Se você passasse em uma banca de jornais britânica nos anos 1980, encontraria uma revista um tanto inusitada.
Chamada Protect & Survive Monthly ("Proteja-se & Sobreviva Mensal", em tradução livre), ou simplesmente "PSM", seu objetivo era ensinar às pessoas como sobreviver ao quase impensável - uma guerra nuclear.
"Quantos cidadãos saberiam o que fazer para proteger suas vidas e as das pessoas que amam?", escreveu o editor Colin Bruce Sibley na primeira edição da revista. E quantos, perguntou ele, olhariam perplexos para os céus, "esperando uma bomba explodir sobre suas cabeças e lançá-los em direção à eternidade?"
O nome da revista era uma referência a uma campanha contemporânea, embora não ligada a ela, de informação do governo (Protect and Survive) para ensinar aos cidadãos britânicos regras básicas de sobrevivência durante o Armageddon nuclear.
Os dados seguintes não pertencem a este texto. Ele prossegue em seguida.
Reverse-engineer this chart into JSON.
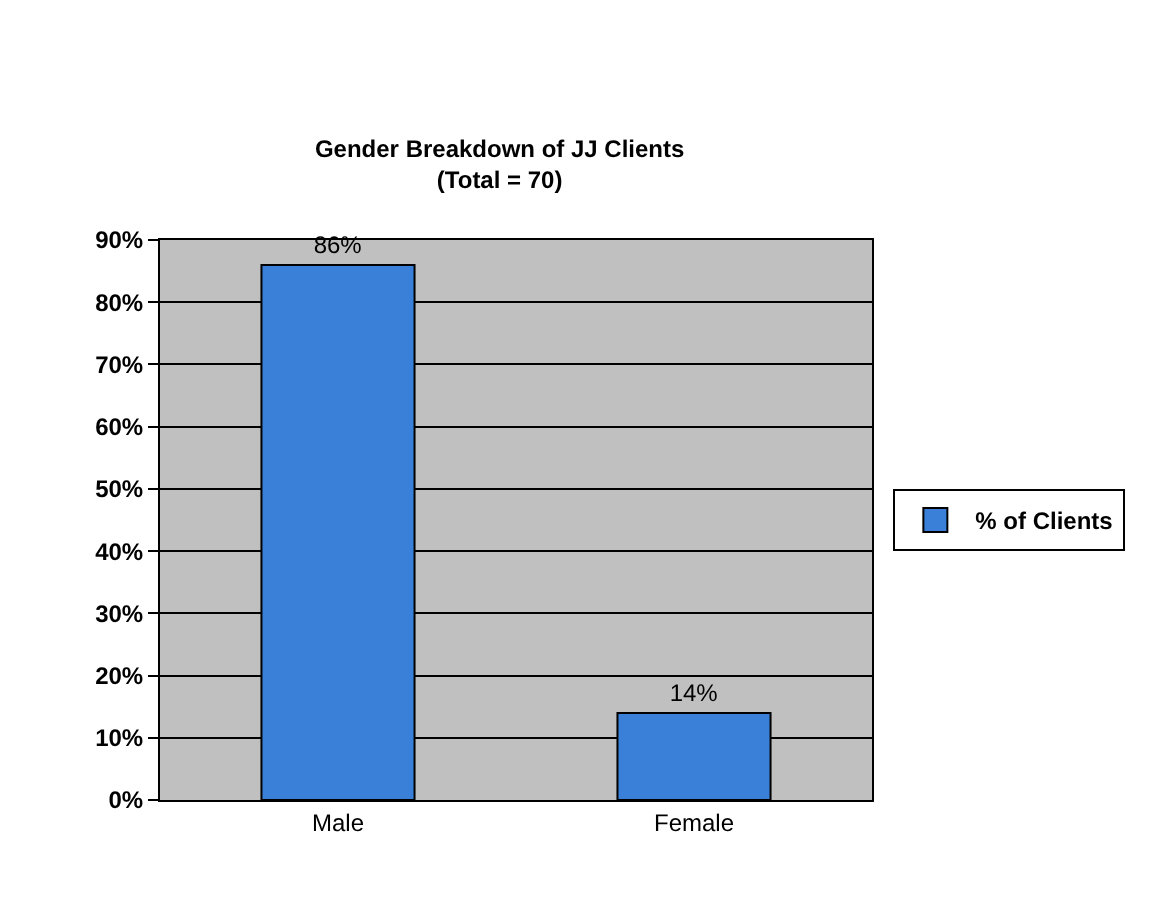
{
  "chart_data": {
    "type": "bar",
    "title": "Gender Breakdown of JJ Clients\n(Total = 70)",
    "categories": [
      "Male",
      "Female"
    ],
    "series": [
      {
        "name": "% of Clients",
        "color": "#3a80d8",
        "values": [
          86,
          14
        ],
        "value_labels": [
          "86%",
          "14%"
        ]
      }
    ],
    "ylim": [
      0,
      90
    ],
    "yticks": [
      {
        "value": 0,
        "label": "0%"
      },
      {
        "value": 10,
        "label": "10%"
      },
      {
        "value": 20,
        "label": "20%"
      },
      {
        "value": 30,
        "label": "30%"
      },
      {
        "value": 40,
        "label": "40%"
      },
      {
        "value": 50,
        "label": "50%"
      },
      {
        "value": 60,
        "label": "60%"
      },
      {
        "value": 70,
        "label": "70%"
      },
      {
        "value": 80,
        "label": "80%"
      },
      {
        "value": 90,
        "label": "90%"
      }
    ],
    "grid": "y",
    "legend": "right"
  }
}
Os panfletos e vídeos distribuídos pelas autoridades são famosos - mas a revista independente de nome parecido acabou relegada ao esquecimento.
Em meio a ameaças nucleares entre Estados Unidos e Coreia do Norte nas últimas semanas, ler a revista em 2017 é uma experiência intrigante mas assustadora, com tópicos como construção de abrigos nucleares, o enterro de entes queridos, canibalismo e até mesmo a dificuldade de lidar com bandos de ratos selvagens.
Aqueles que faziam a PSM, e os que a liam, faziam parte de um movimento de sobrevivência que advogava pela "defesa civil". Durante os anos 1980, a tensão entre os países armados com armas nucleares - especialmente Estados Unidos e União Soviética - era extremamente alta.
As edições da revista, muitas delas disponíveis na British Library em Londres, oferecem um retrato muito claro do que seus criadores imaginavam em relação ao futuro. Uma família vestida com roupas e máscaras de proteção a gás, diante de uma casa de campo inglesa, estampa a capa da primeira edição.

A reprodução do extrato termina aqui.